Exhibit 3.1


              Amendment to the Bylaws of Hemagen Diagnostics, Inc.

         The following amendments to the bylaws of Hemagen Diagnostics, Inc.
(the "Corporation") were adopted at a meeting of the Board of Directors of
the Corporation on July 2, 1999.

         1. AMENDMENT OF ARTICLE VII. Article VII of the Bylaws of the
Corporation is hereby amended to read in its entirety as follows:

Article VII. Indemnification

                  "Indemnitees" are persons who may indemnified by a Delaware
         corporation pursuant to the provisions of Section 145 of the General
         Corporation Law of the State of Delaware, namely, any person, or the
         heirs, executors, or administrators of such person, who was or is a
         party or is threatened to be made a party to any threatened, pending or
         completed action, suit, or proceeding, whether civil, criminal,
         administrative, or investigative, by reason of the fact that such
         person is or was a director, officer, employee, or agent of such
         corporation or is or was serving at the request of such corporation as
         a director, officer, employee, or agent of such corporation or is or
         was serving at the request of such corporation as a director, officer,
         employee, or agent of another corporation, partnership, joint venture,
         trust, or other enterprise. The Corporation shall, and is hereby
         obligated to, indemnify the Indemnitees, and each of them, in each and
         every situation where the Corporation is obligated to make such
         indemnification pursuant to the aforesaid statutory provisions. The
         Corporation shall, and is hereby obligated to, indemnify the
         Indemnitees, and each of them, in each and every situation where, under
         the aforesaid statutory provisions, the Corporation is not obligated,
         but is nevertheless permitted or empowered, to make such
         indemnification.

                  The Corporation shall pay the expenses (including attorneys'
         fees) incurred by an Indemnitee in defending any proceeding in advance
         of its final disposition, provided, however, that, to the extent
         required by law, such payment of expenses in advance of the final
         disposition of the proceeding shall be made only upon receipt of an
         undertaking by the Indemnitee to repay all amounts advanced if it
         should be ultimately determined that the Indemnitee is not entitled to
         be indemnified under this Article VII or otherwise.

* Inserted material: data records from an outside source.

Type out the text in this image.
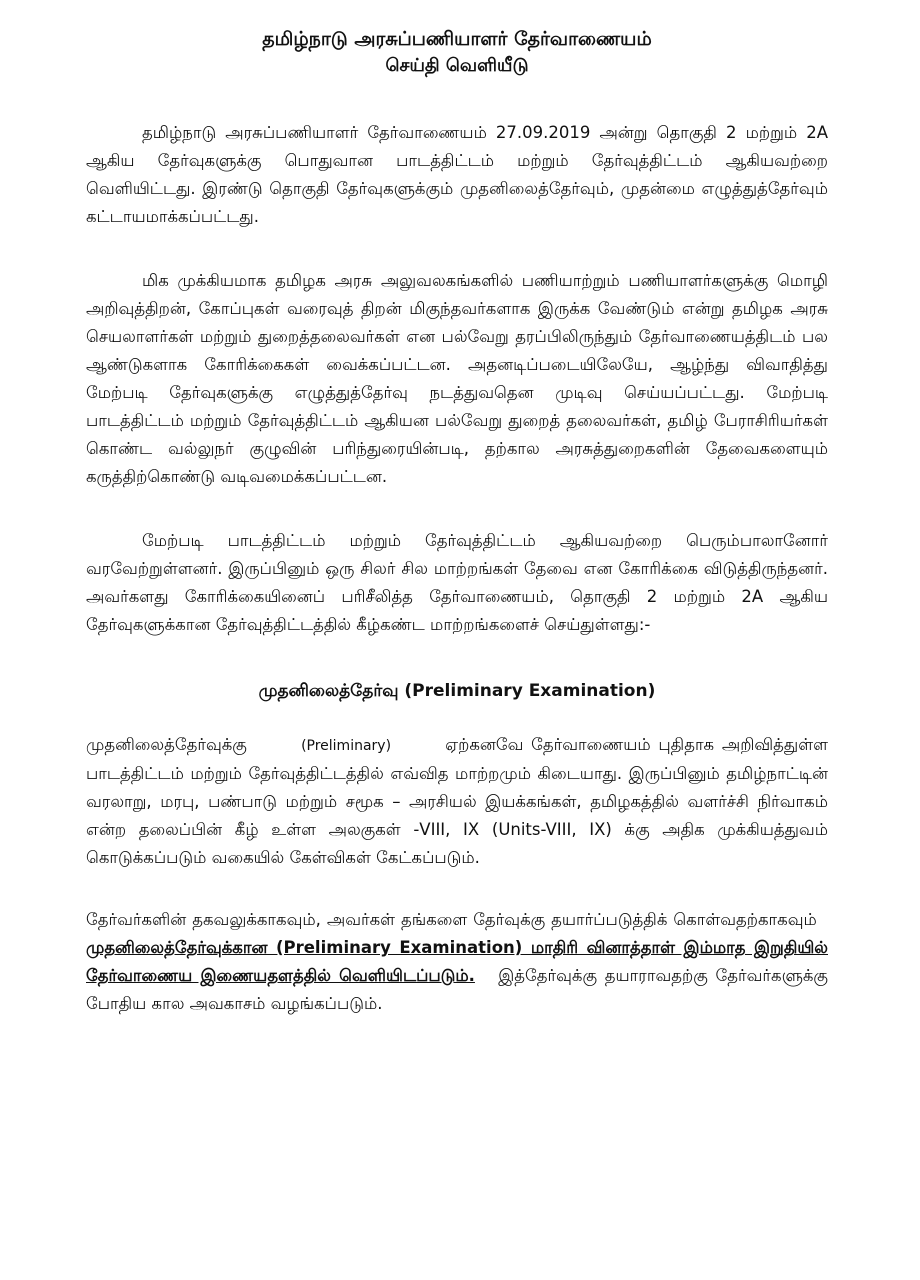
தமிழ்நாடு அரசுப்பணியாளர் தேர்வாணையம்

செய்தி வெளியீடு

தமிழ்நாடு அரசுப்பணியாளர் தேர்வாணையம் 27.09.2019 அன்று தொகுதி 2 மற்றும் 2A ஆகிய தேர்வுகளுக்கு பொதுவான பாடத்திட்டம் மற்றும் தேர்வுத்திட்டம் ஆகியவற்றை வெளியிட்டது. இரண்டு தொகுதி தேர்வுகளுக்கும் முதனிலைத்தேர்வும், முதன்மை எழுத்துத்தேர்வும் கட்டாயமாக்கப்பட்டது.

மிக முக்கியமாக தமிழக அரசு அலுவலகங்களில் பணியாற்றும் பணியாளர்களுக்கு மொழி அறிவுத்திறன், கோப்புகள் வரைவுத் திறன் மிகுந்தவர்களாக இருக்க வேண்டும் என்று தமிழக அரசு செயலாளர்கள் மற்றும் துறைத்தலைவர்கள் என பல்வேறு தரப்பிலிருந்தும் தேர்வாணையத்திடம் பல ஆண்டுகளாக கோரிக்கைகள் வைக்கப்பட்டன. அதனடிப்படையிலேயே, ஆழ்ந்து விவாதித்து மேற்படி தேர்வுகளுக்கு எழுத்துத்தேர்வு நடத்துவதென முடிவு செய்யப்பட்டது. மேற்படி பாடத்திட்டம் மற்றும் தேர்வுத்திட்டம் ஆகியன பல்வேறு துறைத் தலைவர்கள், தமிழ் பேராசிரியர்கள் கொண்ட வல்லுநர் குழுவின் பரிந்துரையின்படி, தற்கால அரசுத்துறைகளின் தேவைகளையும் கருத்திற்கொண்டு வடிவமைக்கப்பட்டன.

மேற்படி பாடத்திட்டம் மற்றும் தேர்வுத்திட்டம் ஆகியவற்றை பெரும்பாலானோர் வரவேற்றுள்ளனர். இருப்பினும் ஒரு சிலர் சில மாற்றங்கள் தேவை என கோரிக்கை விடுத்திருந்தனர். அவர்களது கோரிக்கையினைப் பரிசீலித்த தேர்வாணையம், தொகுதி 2 மற்றும் 2A ஆகிய தேர்வுகளுக்கான தேர்வுத்திட்டத்தில் கீழ்கண்ட மாற்றங்களைச் செய்துள்ளது:-

முதனிலைத்தேர்வு (Preliminary Examination)

முதனிலைத்தேர்வுக்கு	(Preliminary)	ஏற்கனவே தேர்வாணையம் புதிதாக அறிவித்துள்ள பாடத்திட்டம் மற்றும் தேர்வுத்திட்டத்தில் எவ்வித மாற்றமும் கிடையாது. இருப்பினும் தமிழ்நாட்டின் வரலாறு, மரபு, பண்பாடு மற்றும் சமூக – அரசியல் இயக்கங்கள், தமிழகத்தில் வளர்ச்சி நிர்வாகம் என்ற தலைப்பின் கீழ் உள்ள அலகுகள் -VIII, IX (Units-VIII, IX) க்கு அதிக முக்கியத்துவம் கொடுக்கப்படும் வகையில் கேள்விகள் கேட்கப்படும்.

தேர்வர்களின் தகவலுக்காகவும், அவர்கள் தங்களை தேர்வுக்கு தயார்ப்படுத்திக் கொள்வதற்காகவும்   முதனிலைத்தேர்வுக்கான (Preliminary Examination) மாதிரி வினாத்தாள் இம்மாத இறுதியில் தேர்வாணைய இணையதளத்தில் வெளியிடப்படும். இத்தேர்வுக்கு தயாராவதற்கு தேர்வர்களுக்கு போதிய கால அவகாசம் வழங்கப்படும்.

         1. AMENDMENT OF ARTICLE XI. Article XI of the Bylaws of the Corporation
is hereby amended to read in its entirety as follows:

Article XI. Amendments

                  The Board of Directors shall have the power to alter, amend
         and repeal these Bylaws and to adopt new Bylaws by an affirmative vote
         of a majority of the whole Board, provided that notice of the proposal
         to alter, amend or repeal these Bylaws or to adopt new Bylaws must be
         included in the notice of the meeting of the Board of Directors at
         which such action takes place. The stockholders shall also have the
         power to alter, amend or repeal these Bylaws and to adopt new Bylaws,
         except that any such alteration, amendment or repeal shall be made by
         the holders of at least two-thirds of the outstanding shares of the
         Common Stock of the Corporation.